Haley’s long record of slashing public education has hurt students, teachers and our economy for years. And now, due to a tough election campaign, she finally comes up with a proposal on education. My concern is that she will say anything to get elected to another term and not follow through once the election is over.

The Haley administration has not shown enough care for the well-being of our students or teachers with regard to funding or with the handling of the tuberculosis outbreak. In the small town of Ninety Six, dozens of children that attend Ninety Six Primary School were exposed to tuberculosis for two months before parents were informed. A caring, responsible governor would never put our children and families health at risk.

We can’t afford to allow Haley and her administration to govern for another four years. We need new leadership.

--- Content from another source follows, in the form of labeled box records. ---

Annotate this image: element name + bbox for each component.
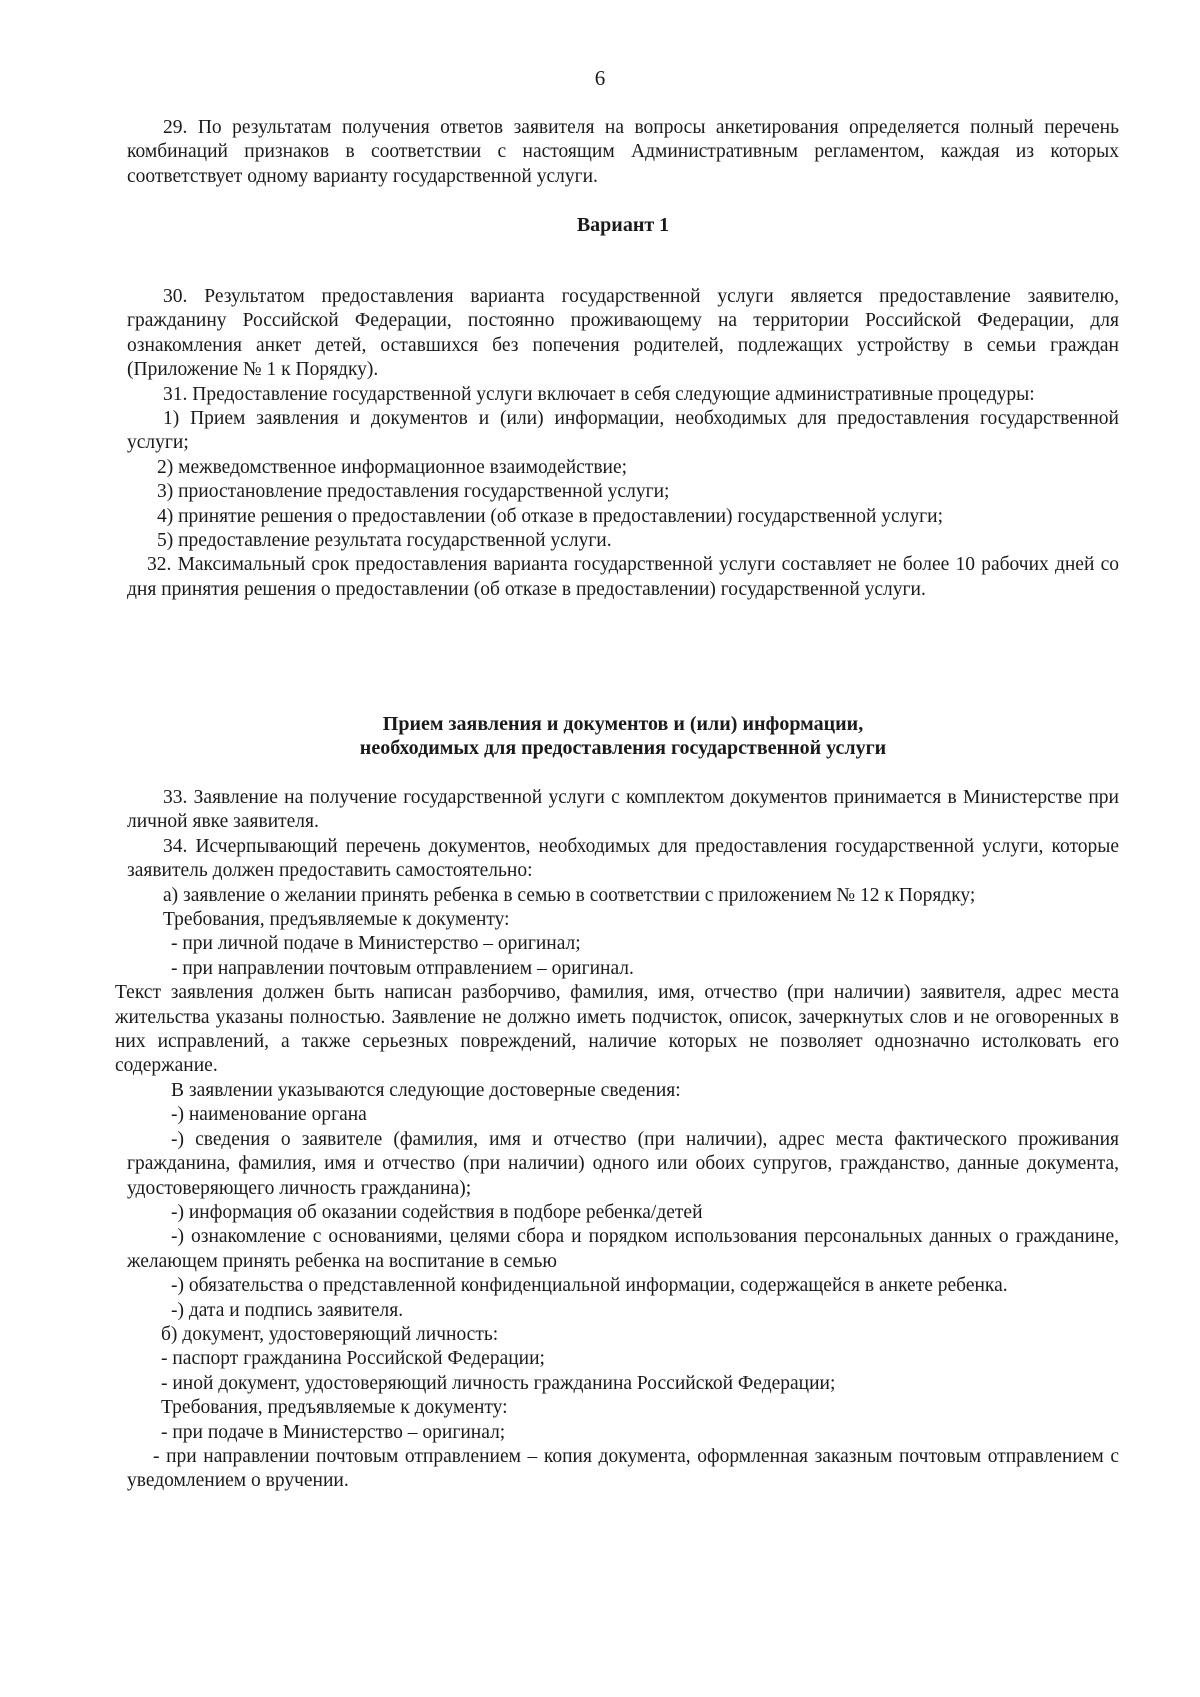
procedure-5: 5) предоставление результата государственной услуги. <box>157 530 612 552</box>
procedure-2: 2) межведомственное информационное взаимодействие; <box>157 456 628 478</box>
requirement-2-2: - при направлении почтовым отправлением – копия документа, оформленная заказным почтовым отправлением с уведомлением о вручении. <box>127 1445 1119 1492</box>
requirement-2-1: - при подаче в Министерство – оригинал; <box>161 1421 506 1443</box>
procedure-1: 1) Прием заявления и документов и (или) информации, необходимых для предоставления государственной услуги; <box>127 408 1119 454</box>
requirement-1-1: - при личной подаче в Министерство – оригинал; <box>171 933 581 955</box>
info-item-6: -) дата и подпись заявителя. <box>171 1299 404 1321</box>
requirements-2-title: Требования, предъявляемые к документу: <box>161 1397 508 1419</box>
paragraph-33: 33. Заявление на получение государственной услуги с комплектом документов принимается в Министерстве при личной явке заявителя. <box>127 787 1119 833</box>
document-b-2: - иной документ, удостоверяющий личность гражданина Российской Федерации; <box>161 1372 836 1394</box>
reception-heading-line-2: необходимых для предоставления государственной услуги <box>359 737 887 759</box>
procedure-4: 4) принятие решения о предоставлении (об отказе в предоставлении) государственной услуги; <box>157 505 943 527</box>
info-item-2: -) сведения о заявителе (фамилия, имя и отчество (при наличии), адрес места фактического проживания гражданина, фамилия, имя и отчество (при наличии) одного или обоих супругов, гражданство, данные документа, удостоверяющего личность гражданина); <box>127 1128 1119 1199</box>
application-text-requirements: Текст заявления должен быть написан разборчиво, фамилия, имя, отчество (при наличии) заявителя, адрес места жительства указаны полностью. Заявление не должно иметь подчисток, описок, зачеркнутых слов и не оговоренных в них исправлений, а также серьезных повреждений, наличие которых не позволяет однозначно истолковать его содержание. <box>115 982 1119 1077</box>
requirement-1-2: - при направлении почтовым отправлением – оригинал. <box>171 957 634 979</box>
paragraph-30: 30. Результатом предоставления варианта государственной услуги является предоставление заявителю, гражданину Российской Федерации, постоянно проживающему на территории Российской Федерации, для ознакомления анкет детей, оставшихся без попечения родителей, подлежащих устройству в семьи граждан (Приложение № 1 к Порядку). <box>127 286 1119 381</box>
paragraph-31: 31. Предоставление государственной услуги включает в себя следующие административные процедуры: <box>163 383 1035 405</box>
section-1 <box>127 116 1119 189</box>
paragraph-34: 34. Исчерпывающий перечень документов, необходимых для предоставления государственной услуги, которые заявитель должен предоставить самостоятельно: <box>127 835 1119 882</box>
info-intro: В заявлении указываются следующие достоверные сведения: <box>171 1079 681 1101</box>
document-b-1: - паспорт гражданина Российской Федерации; <box>161 1348 545 1370</box>
document-a: а) заявление о желании принять ребенка в семью в соответствии с приложением № 12 к Порядку; <box>163 884 976 906</box>
page-number: 6 <box>594 66 606 90</box>
section-3 <box>115 786 1119 1494</box>
section-2 <box>127 285 1119 602</box>
variant-heading: Вариант 1 <box>576 214 670 236</box>
procedure-3: 3) приостановление предоставления государственной услуги; <box>157 481 670 503</box>
document-b: б) документ, удостоверяющий личность: <box>161 1323 499 1345</box>
info-item-5: -) обязательства о представленной конфиденциальной информации, содержащейся в анкете ребенка. <box>171 1275 1008 1297</box>
info-item-4: -) ознакомление с основаниями, целями сбора и порядком использования персональных данных о гражданине, желающем принять ребенка на воспитание в семью <box>127 1226 1119 1272</box>
requirements-1-title: Требования, предъявляемые к документу: <box>163 909 510 931</box>
reception-heading-line-1: Прием заявления и документов и (или) информации, <box>382 713 864 735</box>
info-item-1: -) наименование органа <box>171 1104 367 1126</box>
info-item-3: -) информация об оказании содействия в подборе ребенка/детей <box>171 1201 703 1223</box>
paragraph-29: 29. По результатам получения ответов заявителя на вопросы анкетирования определяется полный перечень комбинаций признаков в соответствии с настоящим Административным регламентом, каждая из которых соответствует одному варианту государственной услуги. <box>127 117 1119 187</box>
paragraph-32: 32. Максимальный срок предоставления варианта государственной услуги составляет не более 10 рабочих дней со дня принятия решения о предоставлении (об отказе в предоставлении) государственной услуги. <box>127 554 1119 600</box>
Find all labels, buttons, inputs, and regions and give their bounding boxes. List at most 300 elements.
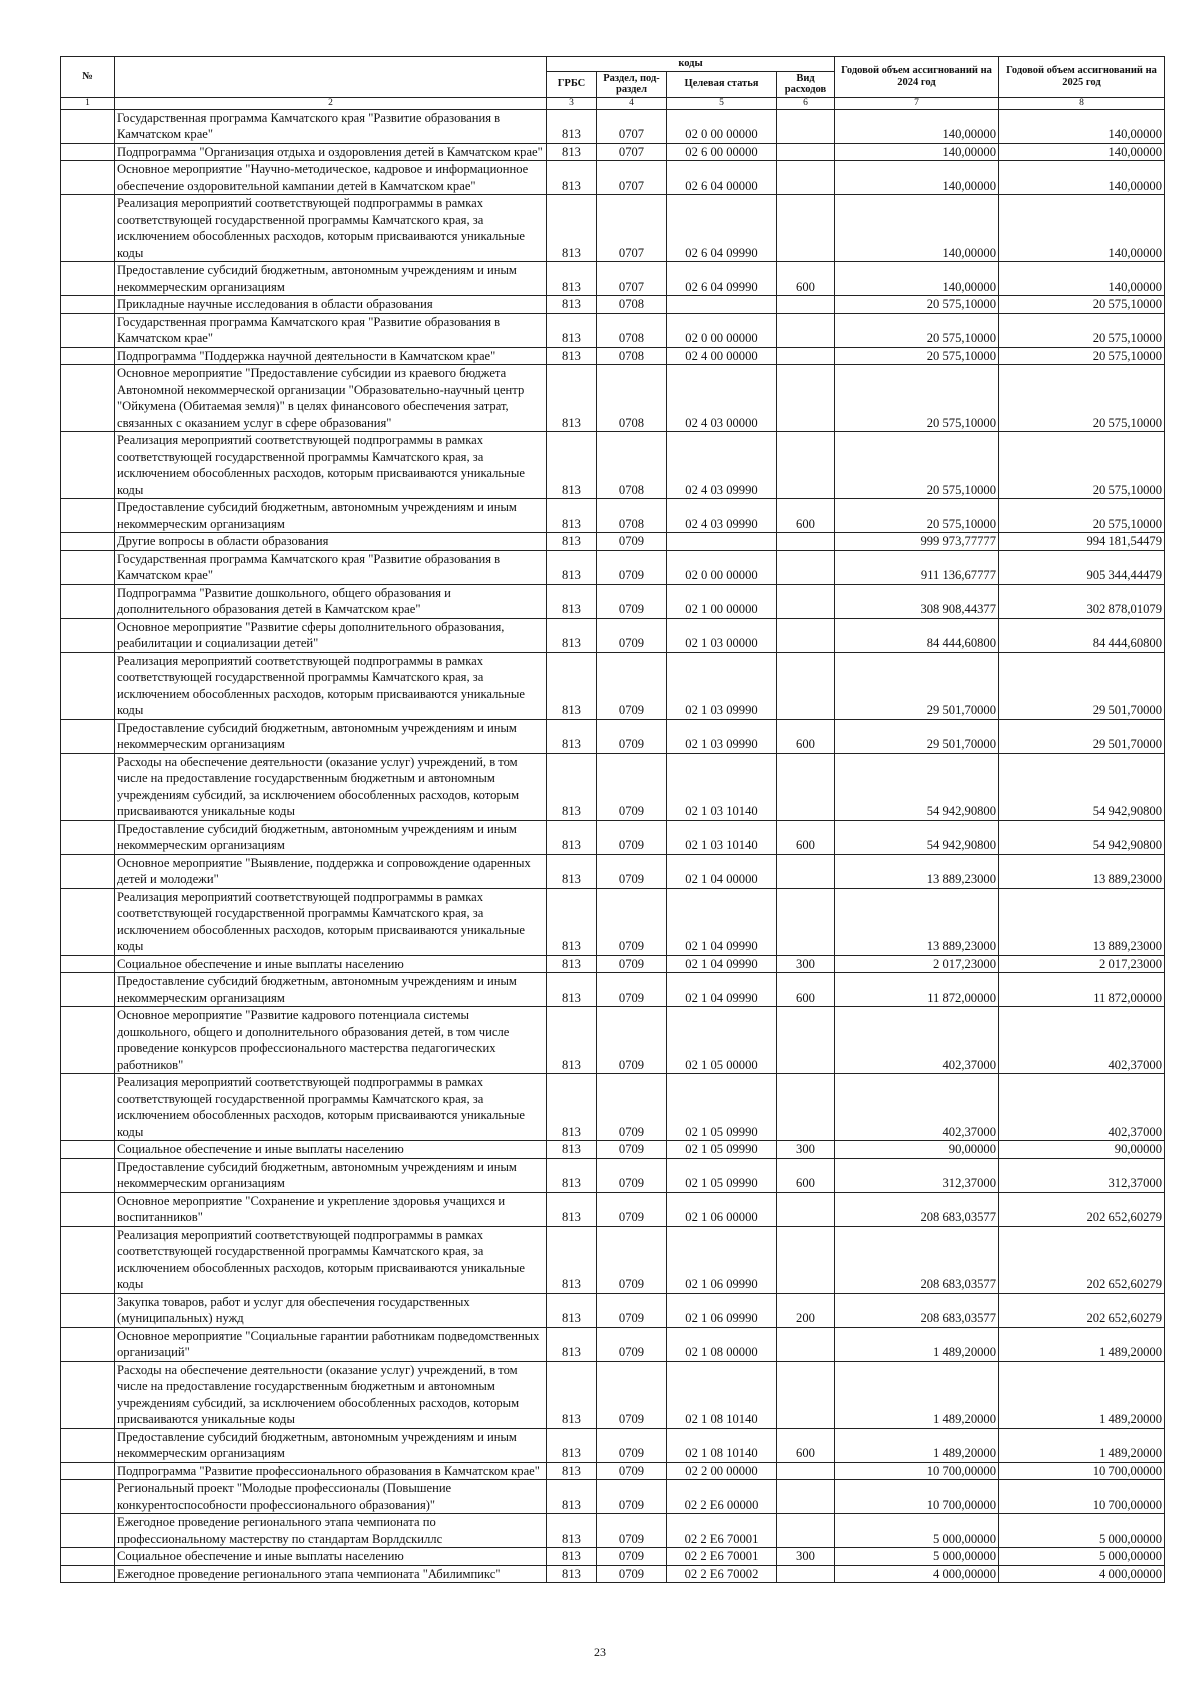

Vincent Sheheen is an excellent choice for governor. He has made South Carolina’s Public Schools a cornerstone of his legislative efforts and he will work collaboratively with legislators to improve the quality of education in South Carolina. His record in the state senate proves that for the past several years he has fought for better funding of public schools.

Sheheen has published a book, “The Right Way, Getting The Palmetto State Back On Track.” In this publication, he has outlined plans for improving education in chapters 2, 4 and 6. You can download the book or read it online at www.vincentsheheen.com/issues

Vincent Sheheen’s plan would:

•  Change the current system for funding public schools. Shift the responsibility to the state by moving some of the local taxes to the state and setting priorities that focus on the needs of the children.

•  Make technical college education available to every hardworking and dedicated student willing to earn a two year degree or technical certificate. This is critical for economic development.

•  Have 4-year old kindergarten available to all children in all districts.

•  Increase the salaries of South Carolina public schools teachers to match the national average.

Sheheen’s philosophy of government is simple: “ Let’s find out what works and fix it! Regardless of party, ideology or prejudice, let’s find solutions and not be afraid to try new things.”